いくらなんでもこんな狭い通路内で銃を使うほど安い連中ではないらしい。
だが質と練度はどいつもこいつも十把一絡げ。
値段にすれば二束三文が相場だろう。
そしてもう何度目になるかも忘れたまたかと、という思いに辟易しながらも身体は動きこれまでとほぼ同じように機械的に処理していく。
背後から何の捻りもない直線軌道で突き入れられる刃先は肌どころか服にも届いていない。
それなのに相手は未だに何の反応も見せない俺に対し自分たちの奇襲が成功したと思い込んだ。
その瞬間の呼吸と意識の隙間を完全に読み、前を向いたままゆらりと身体を地面に沈め、連動した右足を後ろに一歩踏み込む。
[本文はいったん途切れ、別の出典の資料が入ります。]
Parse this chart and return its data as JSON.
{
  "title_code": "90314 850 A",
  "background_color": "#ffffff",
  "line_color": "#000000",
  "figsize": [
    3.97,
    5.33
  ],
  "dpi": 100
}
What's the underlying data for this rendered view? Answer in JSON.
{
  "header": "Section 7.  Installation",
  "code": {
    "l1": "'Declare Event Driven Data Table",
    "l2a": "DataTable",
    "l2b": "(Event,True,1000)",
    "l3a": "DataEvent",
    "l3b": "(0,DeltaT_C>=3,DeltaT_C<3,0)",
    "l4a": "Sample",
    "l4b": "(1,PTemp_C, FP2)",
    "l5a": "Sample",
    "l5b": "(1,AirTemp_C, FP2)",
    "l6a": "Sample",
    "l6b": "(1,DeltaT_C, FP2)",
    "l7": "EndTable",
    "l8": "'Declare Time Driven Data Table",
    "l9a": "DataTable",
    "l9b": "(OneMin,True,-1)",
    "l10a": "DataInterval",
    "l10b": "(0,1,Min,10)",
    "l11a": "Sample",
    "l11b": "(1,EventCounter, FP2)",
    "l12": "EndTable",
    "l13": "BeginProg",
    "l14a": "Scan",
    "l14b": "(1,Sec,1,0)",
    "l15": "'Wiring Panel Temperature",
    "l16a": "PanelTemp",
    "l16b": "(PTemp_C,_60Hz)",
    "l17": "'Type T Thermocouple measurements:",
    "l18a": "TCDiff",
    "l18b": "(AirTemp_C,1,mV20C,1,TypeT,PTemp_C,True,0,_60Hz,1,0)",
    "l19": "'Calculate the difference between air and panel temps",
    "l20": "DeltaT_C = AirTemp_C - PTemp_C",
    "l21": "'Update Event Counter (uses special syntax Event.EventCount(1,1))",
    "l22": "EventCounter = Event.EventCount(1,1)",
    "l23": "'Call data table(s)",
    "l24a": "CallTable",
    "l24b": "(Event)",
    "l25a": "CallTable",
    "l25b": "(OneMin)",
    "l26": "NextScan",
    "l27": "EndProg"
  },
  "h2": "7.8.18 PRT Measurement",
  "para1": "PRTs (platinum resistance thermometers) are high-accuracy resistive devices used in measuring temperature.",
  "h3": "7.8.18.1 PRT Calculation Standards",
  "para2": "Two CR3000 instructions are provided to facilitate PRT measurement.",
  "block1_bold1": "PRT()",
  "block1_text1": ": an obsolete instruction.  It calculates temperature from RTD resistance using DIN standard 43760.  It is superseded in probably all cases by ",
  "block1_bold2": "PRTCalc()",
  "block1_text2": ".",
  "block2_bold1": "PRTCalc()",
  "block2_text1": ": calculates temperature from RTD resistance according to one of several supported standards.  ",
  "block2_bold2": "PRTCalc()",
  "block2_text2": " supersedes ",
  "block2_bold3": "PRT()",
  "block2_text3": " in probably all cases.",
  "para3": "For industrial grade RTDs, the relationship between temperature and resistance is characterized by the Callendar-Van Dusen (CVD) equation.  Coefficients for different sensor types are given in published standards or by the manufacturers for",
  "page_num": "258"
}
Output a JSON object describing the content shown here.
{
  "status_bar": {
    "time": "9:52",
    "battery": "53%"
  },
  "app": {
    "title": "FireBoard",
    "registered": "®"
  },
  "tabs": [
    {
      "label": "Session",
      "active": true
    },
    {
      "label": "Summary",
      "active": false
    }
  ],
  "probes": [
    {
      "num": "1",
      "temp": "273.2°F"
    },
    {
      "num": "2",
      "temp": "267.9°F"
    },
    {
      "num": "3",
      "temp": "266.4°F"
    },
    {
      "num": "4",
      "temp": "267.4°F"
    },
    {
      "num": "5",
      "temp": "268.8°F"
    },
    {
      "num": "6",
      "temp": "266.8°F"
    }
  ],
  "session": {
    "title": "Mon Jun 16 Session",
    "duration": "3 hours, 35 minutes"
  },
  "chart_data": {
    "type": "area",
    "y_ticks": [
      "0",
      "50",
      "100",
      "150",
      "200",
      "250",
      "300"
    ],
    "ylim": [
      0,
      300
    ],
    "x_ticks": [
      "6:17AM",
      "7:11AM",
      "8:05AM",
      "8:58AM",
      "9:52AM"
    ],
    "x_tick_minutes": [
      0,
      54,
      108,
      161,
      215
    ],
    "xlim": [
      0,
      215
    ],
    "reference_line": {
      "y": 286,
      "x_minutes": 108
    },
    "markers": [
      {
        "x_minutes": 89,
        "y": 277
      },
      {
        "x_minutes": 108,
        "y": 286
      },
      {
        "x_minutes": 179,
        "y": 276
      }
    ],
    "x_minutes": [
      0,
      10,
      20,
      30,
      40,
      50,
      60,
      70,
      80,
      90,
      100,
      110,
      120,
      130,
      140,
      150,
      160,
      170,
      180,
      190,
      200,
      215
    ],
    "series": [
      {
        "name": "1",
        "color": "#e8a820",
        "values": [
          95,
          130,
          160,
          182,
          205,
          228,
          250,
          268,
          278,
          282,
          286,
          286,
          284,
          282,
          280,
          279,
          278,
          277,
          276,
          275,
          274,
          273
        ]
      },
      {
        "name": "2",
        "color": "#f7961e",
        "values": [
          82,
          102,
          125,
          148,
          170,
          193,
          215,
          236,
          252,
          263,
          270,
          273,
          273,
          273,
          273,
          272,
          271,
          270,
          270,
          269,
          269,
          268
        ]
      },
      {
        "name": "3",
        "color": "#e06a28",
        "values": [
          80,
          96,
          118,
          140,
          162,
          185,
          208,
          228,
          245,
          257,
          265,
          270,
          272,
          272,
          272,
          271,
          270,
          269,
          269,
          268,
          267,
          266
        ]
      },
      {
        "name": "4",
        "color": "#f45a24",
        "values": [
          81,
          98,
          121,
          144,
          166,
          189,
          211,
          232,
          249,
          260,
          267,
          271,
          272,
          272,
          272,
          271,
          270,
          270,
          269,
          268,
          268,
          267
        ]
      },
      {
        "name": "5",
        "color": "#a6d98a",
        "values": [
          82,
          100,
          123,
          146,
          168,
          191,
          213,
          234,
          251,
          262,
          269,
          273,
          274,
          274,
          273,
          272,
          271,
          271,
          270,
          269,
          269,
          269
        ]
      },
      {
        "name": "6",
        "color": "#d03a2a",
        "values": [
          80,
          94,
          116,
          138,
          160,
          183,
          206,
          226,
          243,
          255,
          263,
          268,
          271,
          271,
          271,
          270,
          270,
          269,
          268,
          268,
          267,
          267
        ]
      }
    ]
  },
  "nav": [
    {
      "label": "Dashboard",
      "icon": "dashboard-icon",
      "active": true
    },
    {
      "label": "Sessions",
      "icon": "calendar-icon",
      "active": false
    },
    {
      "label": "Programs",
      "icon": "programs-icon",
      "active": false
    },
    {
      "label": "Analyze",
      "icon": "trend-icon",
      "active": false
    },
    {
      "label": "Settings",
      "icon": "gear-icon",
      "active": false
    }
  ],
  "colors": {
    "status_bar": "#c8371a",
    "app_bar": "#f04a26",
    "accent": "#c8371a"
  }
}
視線を前に固定したまま陸上選手の走り出しをより極端にしたような深い前傾姿勢とる。
ナイフで突かれる前に穴が開くほど凝視していた目線から身体を外し、滑るような歩法で左の軸足を移動させ四つの眼の盲点へ身体を横に開きするりと入り込ませる。
どれも大した速さの動きではない。寧ろ速さだけなら日常動作とほとんど大差のないごくゆっくりとしたものだ。
それでも二人の目には俺の姿が煙のように消えて見えたのだろう。
確認すまでもなく隠すことのない動揺の気配がありありと伝わってくる。
一瞬も眼を離していないはずなのにと。
だがそれは大きな誤りだ。
しかしそんなことを教える義理も厚意も親切心も年中品切れ入荷予定も一切ない。
ただその結果生まれた隙を利用するだけだ。
一番手っ取り早おざなりなやり方に。
未だ動揺から立ち直っていないことに若干呆れながら、こちらは手のひらサイズのお手軽ナイフでさくりさくりと頸動脈に死ぬには丁度いい程度の傷を必要最小限の手間で引いて終わらせる。
二人揃って何も理解しなまま死んだことを手応だけで確認し、、小さく一つ溜息を吐く。
「わかり易すぎてもう流石に飽きたな」
九区利から新たな指示を受け黒い蝶にひかれて施設の最奥部があると思しき地の底へと降りていくにつれ、それに比例するように敵との遭遇率とその数は着実に増えていった。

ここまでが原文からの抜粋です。